UCSD has accounted for 551, and counting, of more than 187,000 Peace Corps volunteers who’ve been invited by 139 host countries to work on issues ranging from AIDS education to environmental preservation in the 46 years since President Kennedy launched the non-profit organization.
UCSD now ranks 24th nationally among large universities with 15,000-plus students in the number of Peace Corps volunteers placed over the past year. Currently, 45 Peace Corps volunteers on assignment obtained their undergraduate degrees at UCSD, and an additional six volunteers completed their graduate degrees at UCSD. The campus ranks first in the Southern California/Arizona region in the number of students nominated for Peace Corps service.
“Although there are many avenues UC San Diego graduates may take upon graduation, it is reassuring to know that so many choose to promote world peace by volunteering to be ambassadors of the United States through the Peace Corps,” said Andrew Ceperley, director of UCSD Career Services.
Housed at the Career Services Center, the UCSD Peace Corps recruiting office served 1,531 interested students during the October 2005 to June 2006 recruiting period. Activities included information sessions, career fairs, panel presentations and individual appointments.
The UCSD Peace Corps recruiter is Diana Gomez, a native of Mexico and a returned volunteer who is in touch with UCSD students who have recently been nominated, are currently serving, or have returned from service abroad.
Completing a university education, and volunteering for the Peace Corps, are complementary activities which go a long way today toward shaping the well-rounded leaders of tomorrow. Said Gomez: “The organization originally was founded with the idea that the student will finish their classes and do something they need to get to know the world. When you’re a student, it’s a very good time to do service to other people and give something back to the planet.”
Gomez described the ideal Peace Corps volunteer. “It’s someone who wants to be of service, that has compassion, who loves to give a little peace to the world, who is looking to go far to give more on a day-to-day basis. People become volunteers of the Peace Corps because they want to show the world that America has great diversity, great knowledge, and that we can build peace.”
Gomez noted there are currently 51 UCSD graduates volunteering for the Peace Corps in 34 different countries. “We give them a choice on where to go,” she said, “which also depends on the skills they have.”
The 63-year-old Gomez is a Peace Corps veteran herself, having volunteered for three years starting in 1999 to serve in Armenia near the former Soviet Union. Gomez described it as a life-changing experience. “My experience helped me to understand the other side of the planet,” she said, “learning about the people and the culture. I liked doing fund-raising over there. We worked on community projects to try to get people doing things together that really integrated the community. I was able to show them how we work in America.”

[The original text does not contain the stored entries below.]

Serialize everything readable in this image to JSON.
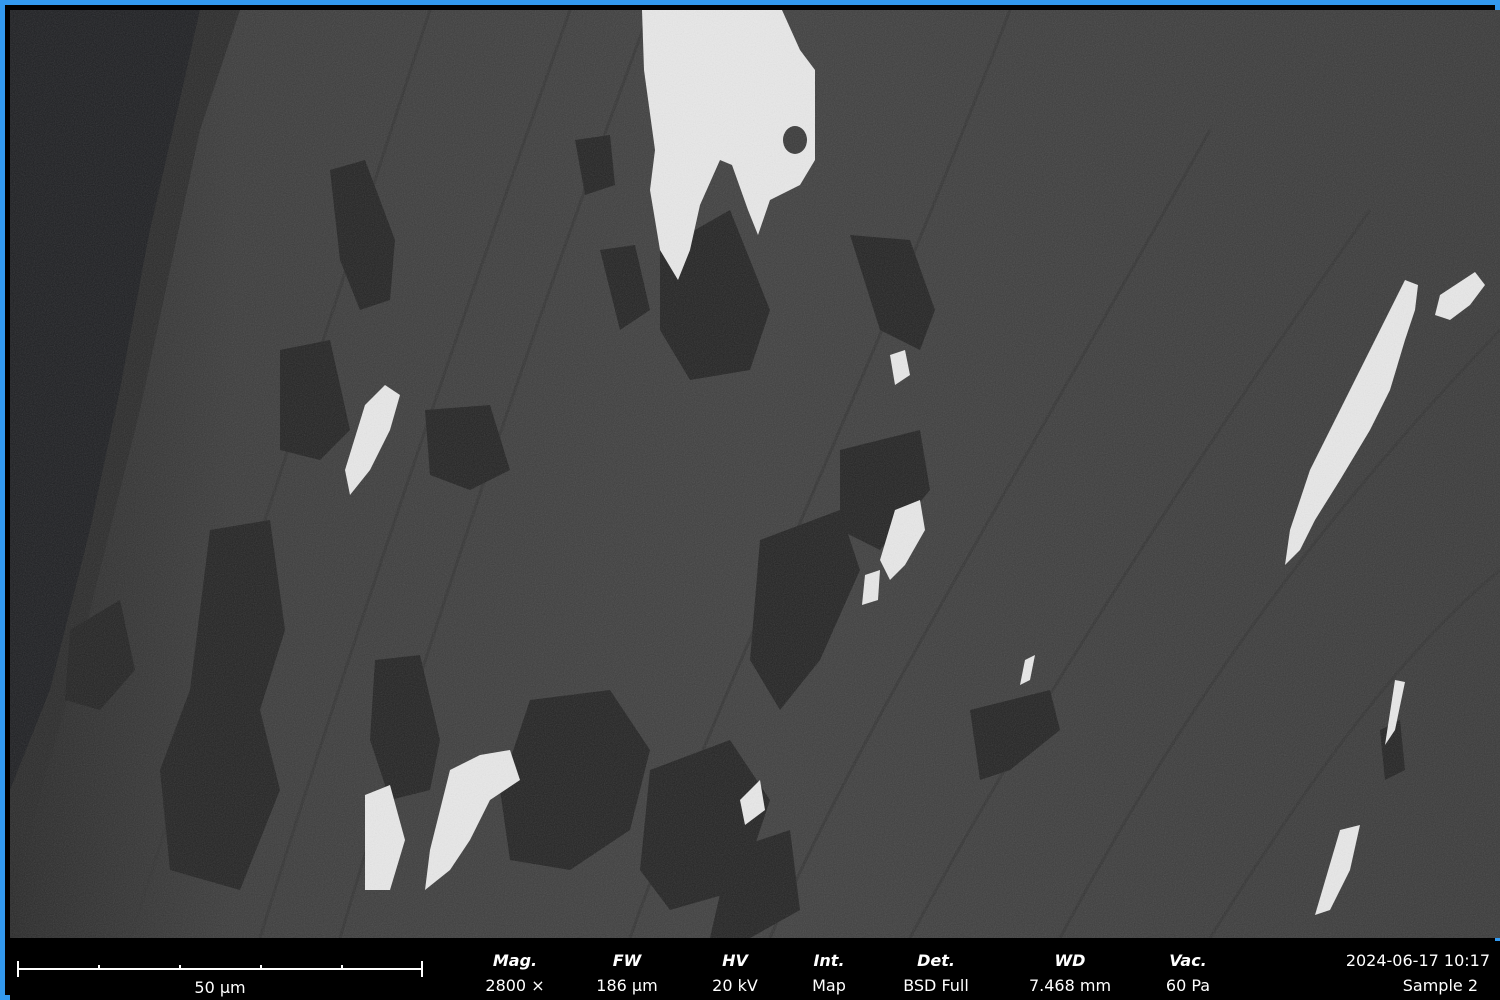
{
  "image": {
    "description_icon": "sem-backscatter-micrograph"
  },
  "colors": {
    "border": "#3399ee",
    "background": "#3a3a3a",
    "infobar": "#000000",
    "text": "#ffffff"
  },
  "scale_bar": {
    "label": "50 µm"
  },
  "params": [
    {
      "label": "Mag.",
      "value": "2800 ×"
    },
    {
      "label": "FW",
      "value": "186 µm"
    },
    {
      "label": "HV",
      "value": "20 kV"
    },
    {
      "label": "Int.",
      "value": "Map"
    },
    {
      "label": "Det.",
      "value": "BSD Full"
    },
    {
      "label": "WD",
      "value": "7.468 mm"
    },
    {
      "label": "Vac.",
      "value": "60 Pa"
    }
  ],
  "datetime": "2024-06-17 10:17",
  "sample": "Sample 2"
}
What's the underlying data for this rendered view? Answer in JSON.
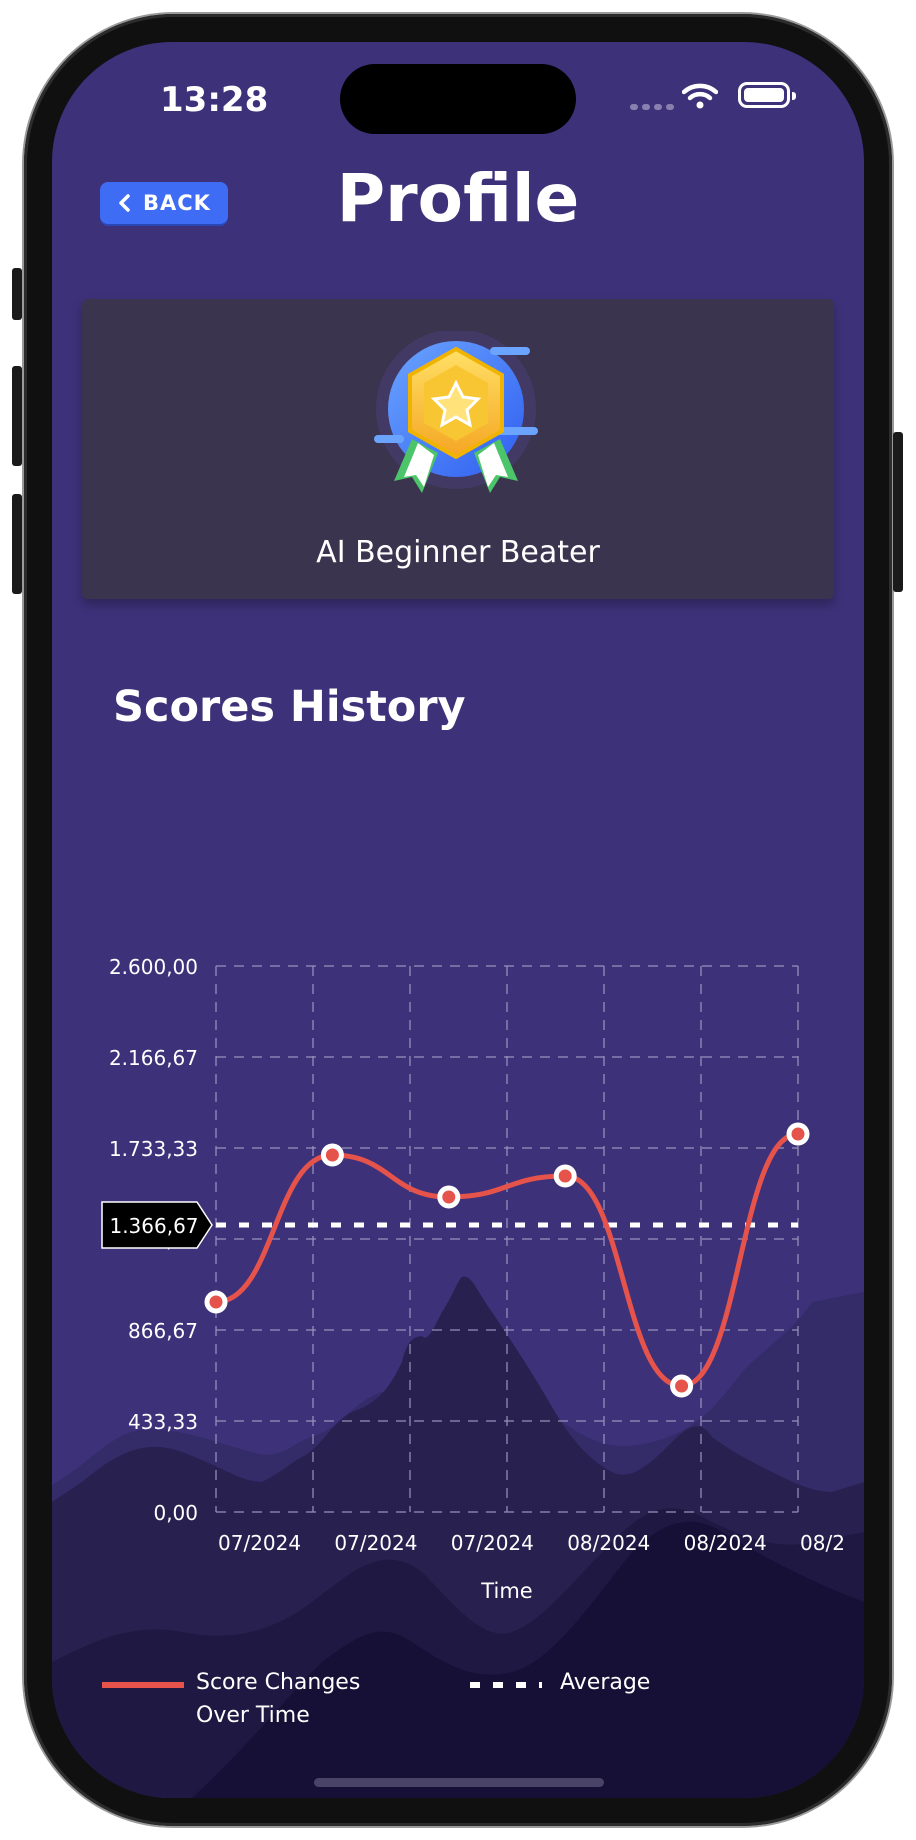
{
  "status_bar": {
    "time": "13:28"
  },
  "header": {
    "back_label": "BACK",
    "title": "Profile"
  },
  "achievement": {
    "title": "AI Beginner Beater",
    "icon": "star-medal-icon"
  },
  "scores_section": {
    "title": "Scores History"
  },
  "colors": {
    "background": "#3d3179",
    "line": "#e5534b",
    "accent": "#3f6cf4",
    "card": "#3a344f"
  },
  "chart_data": {
    "type": "line",
    "xlabel": "Time",
    "ylabel": "",
    "ylim": [
      0,
      2600
    ],
    "y_ticks": [
      "0,00",
      "433,33",
      "866,67",
      "1.300,00",
      "1.733,33",
      "2.166,67",
      "2.600,00"
    ],
    "x_tick_labels": [
      "07/2024",
      "07/2024",
      "07/2024",
      "08/2024",
      "08/2024",
      "08/2"
    ],
    "grid": true,
    "series": [
      {
        "name": "Score Changes Over Time",
        "values": [
          1000,
          1700,
          1500,
          1600,
          600,
          1800
        ]
      }
    ],
    "average": {
      "name": "Average",
      "value": 1366.67,
      "label": "1.366,67"
    },
    "legend": {
      "position": "bottom",
      "items": [
        "Score Changes Over Time",
        "Average"
      ]
    }
  }
}
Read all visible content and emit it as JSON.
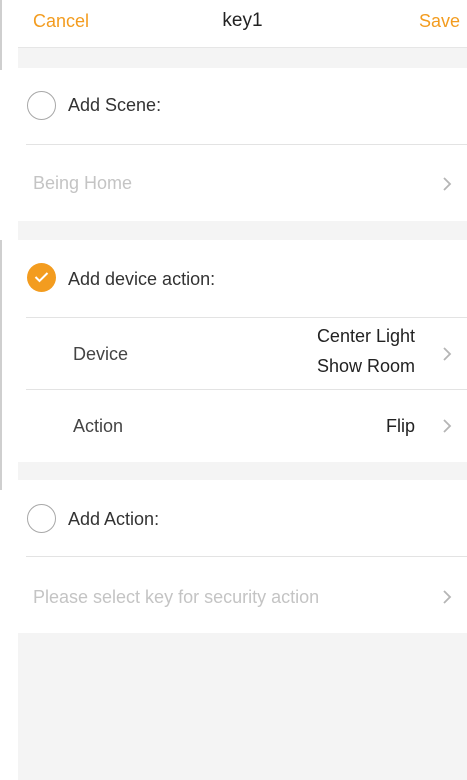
{
  "header": {
    "cancel_label": "Cancel",
    "title": "key1",
    "save_label": "Save"
  },
  "scene_section": {
    "label": "Add Scene:",
    "checked": false,
    "value": "Being Home"
  },
  "device_section": {
    "label": "Add device action:",
    "checked": true,
    "rows": [
      {
        "label": "Device",
        "value_line1": "Center Light",
        "value_line2": "Show Room"
      },
      {
        "label": "Action",
        "value": "Flip"
      }
    ]
  },
  "action_section": {
    "label": "Add Action:",
    "checked": false,
    "value": "Please select key for security action"
  },
  "colors": {
    "accent": "#f39c1f",
    "background": "#f4f4f4",
    "placeholder_text": "#c4c4c4"
  },
  "icons": [
    "radio-unchecked",
    "radio-checked-icon",
    "chevron-right-icon"
  ]
}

David Briery, public affairs specialist for the Los Angeles region of the Peace Corps, said little has changed about the organization over the past 46 years, including its mission. “The Peace Corps has three goals,” Briery said. “The first goal is to meet the needs of the country that’s invited us there. The second goal is to learn the culture of another country. The third goal is to bring knowledge of that country and its culture back to America.”
Shane Walker, now a UCSD physics faculty member with a fellowship who teaches classes and does research, wasn’t a student at UCSD when he went into the Peace Corps, but ended up there after his service was completed. He said it was an experience that really helped mold his character. “It’s a good way to learn about another culture,” he said, “learn a new language and do something for the world, broaden your horizons.”
Walker served in Cameroon in West Africa. He said he learned how to work cooperatively with people there. One of the most important lessons he learned was that progress takes time. “Americans are very goal-oriented,” he pointed out, “but a lot of the secret of success in Peace Corps is just taking small steps, not expecting too much. Things move very slowly when you live in another place and it takes time to give of yourself, and be accepted into another culture as a citizen of the world.”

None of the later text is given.